I've been on Endnotes, the Online Discussion Forum, and spent the last several years on Footnotes, becoming the Chair and Editor in 2013-14. I'm back on Endnotes this year. The experience on Footnotes helped me become the Editor of the Tennessee Library Association's Newsletter last year.

I always stress the importance of service to your local/state/regional associations (and your own library and/or local institution, but that should go without saying!). It might almost seem backwards, but being involved in the ALA NMRT helped me become more involved with my state association, the Tennessee Library Association.

If you take my advice and are geographically flexible (see below), you might find yourself living in several different states over time. Being involved in a national organization, where much of the work and communication is done online, is a sturdy and stable anchor. Then, once I was more settled in a particular place, I was able to start contributing in important ways to my own state's library association.

What do you do for fun when you're not librarianing?

Spending time with my spouse.

Do you have any advice for NMRT members who are current students or recent graduates?

I have a few suggestions that I always make:

1. Get involved and stay involved in your state and regional library associations. Immediately. Right now, if you aren't already. Don't look past them for ALA. ALA and the NMRT are good, but you should also be making an impact in your own state and region. Likely, you'll be able to make the most significant and immediate impact in your state/regional association.

Always make your involvement a targeted involvement. Just with any organization, don't just join, sit back, and think you're done. You get out what you put in, and people will recognize that you're a member that contributes if you volunteer for committees, and then, actually do contribute in meaningful and substantial ways.

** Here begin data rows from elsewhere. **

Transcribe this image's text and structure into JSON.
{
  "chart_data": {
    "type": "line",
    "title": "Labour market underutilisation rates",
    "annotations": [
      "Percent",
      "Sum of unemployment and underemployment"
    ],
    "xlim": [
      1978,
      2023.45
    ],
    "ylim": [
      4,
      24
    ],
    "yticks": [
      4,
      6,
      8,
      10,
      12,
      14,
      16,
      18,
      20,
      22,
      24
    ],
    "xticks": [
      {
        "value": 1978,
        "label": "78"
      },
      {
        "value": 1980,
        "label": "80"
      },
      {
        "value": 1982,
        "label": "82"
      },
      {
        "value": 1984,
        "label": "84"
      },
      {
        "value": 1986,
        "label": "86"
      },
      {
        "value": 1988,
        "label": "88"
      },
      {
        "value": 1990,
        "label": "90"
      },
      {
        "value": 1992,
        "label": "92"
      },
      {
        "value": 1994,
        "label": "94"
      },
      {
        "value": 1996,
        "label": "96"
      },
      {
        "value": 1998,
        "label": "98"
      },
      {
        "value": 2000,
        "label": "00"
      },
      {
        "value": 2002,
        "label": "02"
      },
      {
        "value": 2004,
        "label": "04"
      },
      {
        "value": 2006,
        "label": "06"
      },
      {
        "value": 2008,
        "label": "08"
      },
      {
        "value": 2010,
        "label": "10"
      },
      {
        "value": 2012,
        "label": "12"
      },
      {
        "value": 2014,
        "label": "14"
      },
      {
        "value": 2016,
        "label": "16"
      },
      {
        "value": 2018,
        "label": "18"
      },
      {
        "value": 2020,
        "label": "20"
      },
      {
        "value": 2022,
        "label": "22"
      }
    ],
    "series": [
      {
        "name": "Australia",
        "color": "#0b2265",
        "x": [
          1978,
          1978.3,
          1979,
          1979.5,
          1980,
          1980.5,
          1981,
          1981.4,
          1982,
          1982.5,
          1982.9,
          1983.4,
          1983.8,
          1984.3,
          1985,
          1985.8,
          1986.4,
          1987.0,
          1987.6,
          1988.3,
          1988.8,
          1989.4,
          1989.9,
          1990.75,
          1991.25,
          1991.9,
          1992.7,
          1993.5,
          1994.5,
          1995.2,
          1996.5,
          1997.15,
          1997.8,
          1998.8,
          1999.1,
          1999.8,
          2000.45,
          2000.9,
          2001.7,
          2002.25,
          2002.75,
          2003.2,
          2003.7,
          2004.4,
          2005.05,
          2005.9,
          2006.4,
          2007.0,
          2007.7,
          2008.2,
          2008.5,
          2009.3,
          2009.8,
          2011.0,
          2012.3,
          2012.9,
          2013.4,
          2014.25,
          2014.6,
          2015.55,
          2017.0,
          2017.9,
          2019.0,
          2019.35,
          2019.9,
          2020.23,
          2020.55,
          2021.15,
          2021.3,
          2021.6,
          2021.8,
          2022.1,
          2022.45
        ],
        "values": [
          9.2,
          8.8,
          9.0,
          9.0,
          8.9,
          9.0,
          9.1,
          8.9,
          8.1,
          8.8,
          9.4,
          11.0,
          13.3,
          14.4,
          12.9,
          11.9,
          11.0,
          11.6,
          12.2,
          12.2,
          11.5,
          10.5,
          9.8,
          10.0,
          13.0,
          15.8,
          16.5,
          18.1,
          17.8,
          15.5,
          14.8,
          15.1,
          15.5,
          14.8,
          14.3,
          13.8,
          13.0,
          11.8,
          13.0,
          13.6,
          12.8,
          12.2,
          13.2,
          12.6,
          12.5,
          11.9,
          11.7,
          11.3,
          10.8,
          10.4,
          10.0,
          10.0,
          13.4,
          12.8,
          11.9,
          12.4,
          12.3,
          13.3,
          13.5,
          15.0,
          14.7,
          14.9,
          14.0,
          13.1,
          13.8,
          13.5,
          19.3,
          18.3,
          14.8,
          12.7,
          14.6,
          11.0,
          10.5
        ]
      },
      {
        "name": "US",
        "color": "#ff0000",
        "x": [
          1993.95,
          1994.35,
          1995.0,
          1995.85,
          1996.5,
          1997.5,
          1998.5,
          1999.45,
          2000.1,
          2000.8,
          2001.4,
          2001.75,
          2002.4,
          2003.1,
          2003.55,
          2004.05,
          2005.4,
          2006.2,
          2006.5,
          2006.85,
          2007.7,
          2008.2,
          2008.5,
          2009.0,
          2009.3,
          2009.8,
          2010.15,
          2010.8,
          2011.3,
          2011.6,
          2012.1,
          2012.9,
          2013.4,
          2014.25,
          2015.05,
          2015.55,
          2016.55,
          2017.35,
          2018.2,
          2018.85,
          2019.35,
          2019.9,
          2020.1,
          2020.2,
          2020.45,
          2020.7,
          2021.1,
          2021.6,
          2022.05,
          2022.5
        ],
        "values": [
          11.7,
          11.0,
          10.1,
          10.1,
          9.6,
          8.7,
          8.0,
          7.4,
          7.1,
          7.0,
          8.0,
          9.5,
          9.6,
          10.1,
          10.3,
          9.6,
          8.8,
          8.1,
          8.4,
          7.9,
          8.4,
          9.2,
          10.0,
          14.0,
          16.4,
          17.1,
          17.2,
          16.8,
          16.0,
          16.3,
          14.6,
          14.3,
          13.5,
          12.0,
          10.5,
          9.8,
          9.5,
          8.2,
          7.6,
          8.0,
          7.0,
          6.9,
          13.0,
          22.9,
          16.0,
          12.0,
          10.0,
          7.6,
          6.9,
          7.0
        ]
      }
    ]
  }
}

You will likely feel a stronger connection to your fellow members because you might actually interact with them far more regularly. I find it extremely rewarding being involved in the Tennessee Library Association, more so than any other organization I've been a part of. If you 'think local,' you're likely to find rewarding experiences, people that are passionate about the profession and the people they serve, and better opportunities to make a greater impact in your own area.

2. Improve your writing skills and gain some experience publishing by writing book (or other media) reviews. It is very likely that your state and regional associations have publications that you can submit to, as well as Footnotes and Endnotes, have publishing opportunities. Reviews like this are a natural fit for librarians.

3. Be geographically flexible in your job hunt. You're not looking for the perfect job, you're looking for a good fit for right now.

The other piece of advice related to jobs is to join listservs that have job announcements and keep up to date on library job websites. I won't plug any particular site, but there are some major ones out there.

What's your secret passion?

If I answered that, it wouldn't be a secret. And, if it's a passion, it's likely not a secret.